2. Same tariff, so the 0,5% tariff still applies as long as taxpayers meet the subject criteria.
3. The time limit for cooperative still 4 years.
4. The 4,8 billion turnover a year as the threshold is still the same, and for individuals with turnover under 500 million still means no income tax to impose.
So we can see, what stays the same and what changes in PP 20/2026 are both for the benefit of the MSMEs.

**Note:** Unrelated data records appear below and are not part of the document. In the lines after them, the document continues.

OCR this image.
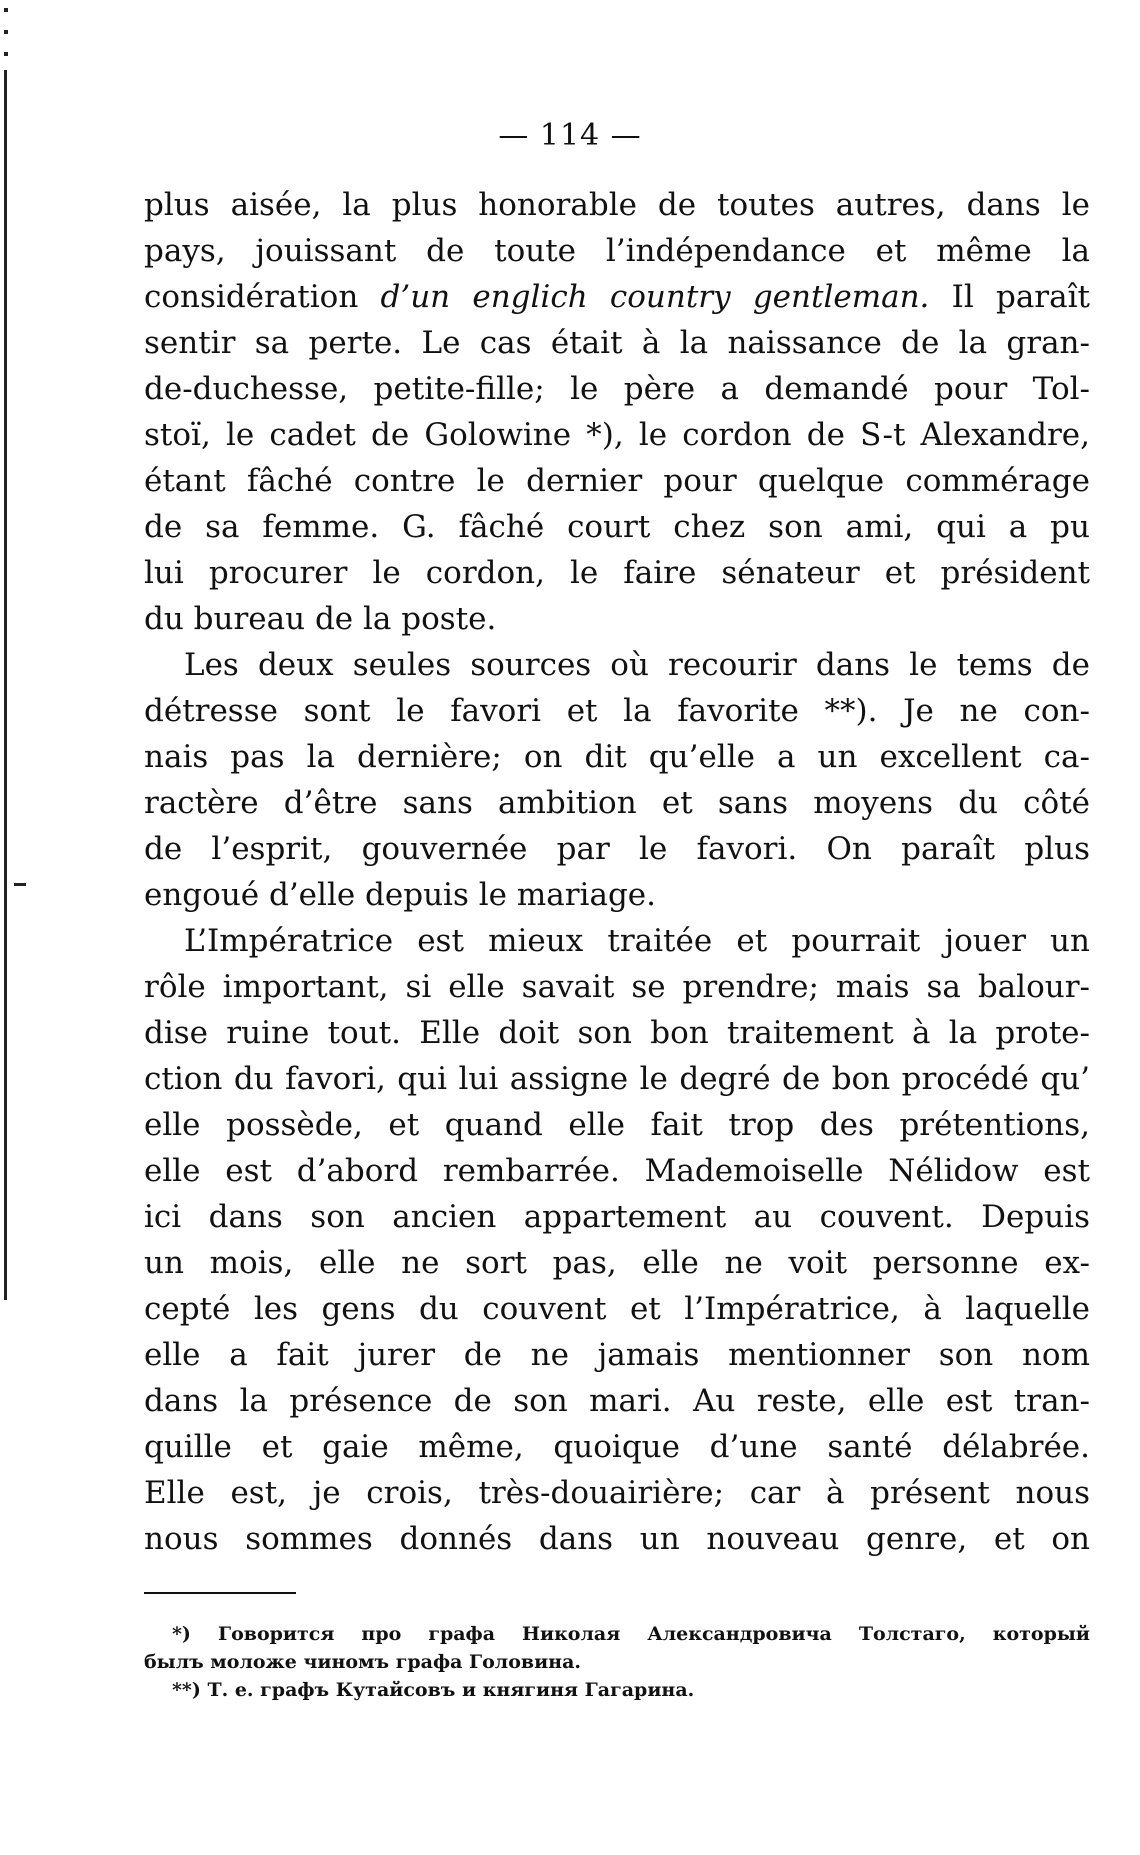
— 114 —
plus aisée, la plus honorable de toutes autres, dans le
pays, jouissant de toute l’indépendance et même la
considération d’un englich country gentleman. Il paraît
sentir sa perte. Le cas était à la naissance de la gran-
de-duchesse, petite-fille; le père a demandé pour Tol-
stoï, le cadet de Golowine *), le cordon de S-t Alexandre,
étant fâché contre le dernier pour quelque commérage
de sa femme. G. fâché court chez son ami, qui a pu
lui procurer le cordon, le faire sénateur et président
du bureau de la poste.
Les deux seules sources où recourir dans le tems de
détresse sont le favori et la favorite **). Je ne con-
nais pas la dernière; on dit qu’elle a un excellent ca-
ractère d’être sans ambition et sans moyens du côté
de l’esprit, gouvernée par le favori. On paraît plus
engoué d’elle depuis le mariage.
L’Impératrice est mieux traitée et pourrait jouer un
rôle important, si elle savait se prendre; mais sa balour-
dise ruine tout. Elle doit son bon traitement à la prote-
ction du favori, qui lui assigne le degré de bon procédé qu’
elle possède, et quand elle fait trop des prétentions,
elle est d’abord rembarrée. Mademoiselle Nélidow est
ici dans son ancien appartement au couvent. Depuis
un mois, elle ne sort pas, elle ne voit personne ex-
cepté les gens du couvent et l’Impératrice, à laquelle
elle a fait jurer de ne jamais mentionner son nom
dans la présence de son mari. Au reste, elle est tran-
quille et gaie même, quoique d’une santé délabrée.
Elle est, je crois, très-douairière; car à présent nous
nous sommes donnés dans un nouveau genre, et on
*) Говорится про графа Николая Александровича Толстаго, который
былъ моложе чиномъ графа Головина.
**) Т. е. графъ Кутайсовъ и княгиня Гагарина.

PP 20/2026 is Good News for MSMEs
Lately, in some social media have been framing that PP 20/2026 doesn’t side with the grassroots. With a bit of insight above, we know that it’s the opposite. The whole point of this regulation is to make sure the incentives go to the people who really need them, and to stop those who try to game the system. It’s about creating a fair playing field, so small businesses can grow and compete with a bigger enterprise. When MSMEs eventually no longer fit the criteria, it’s assumed they’re ready to move up. By then, they should be able to handle proper bookkeeping, show accountability, and pay taxes under the regular system. At that stage, they’re seen as mature companies, expected to pay normal tax rates. But don’t worry, this doesn’t mean taxes suddenly get heavier. Unlike the MSME scheme, the general tariff is based on net profit, not total turnover. And there are still breaks. For companies with annual turnover under Rp 50 billion, the first Rp 4.8 billion is taxed at only half the normal rate. So even when a business grows beyond the MSME threshold, it won’t be crushed by taxes.
In short, PP20/2026 is about fairness. It protects MSMEs, makes sure incentives reach them, and helps those small businesses thrive until they’re strong enough to stand as mature enterprises contributing more to the economy.
*)This article represents the personal opinion of the author and does not reflect the official stance of the institution where the author works.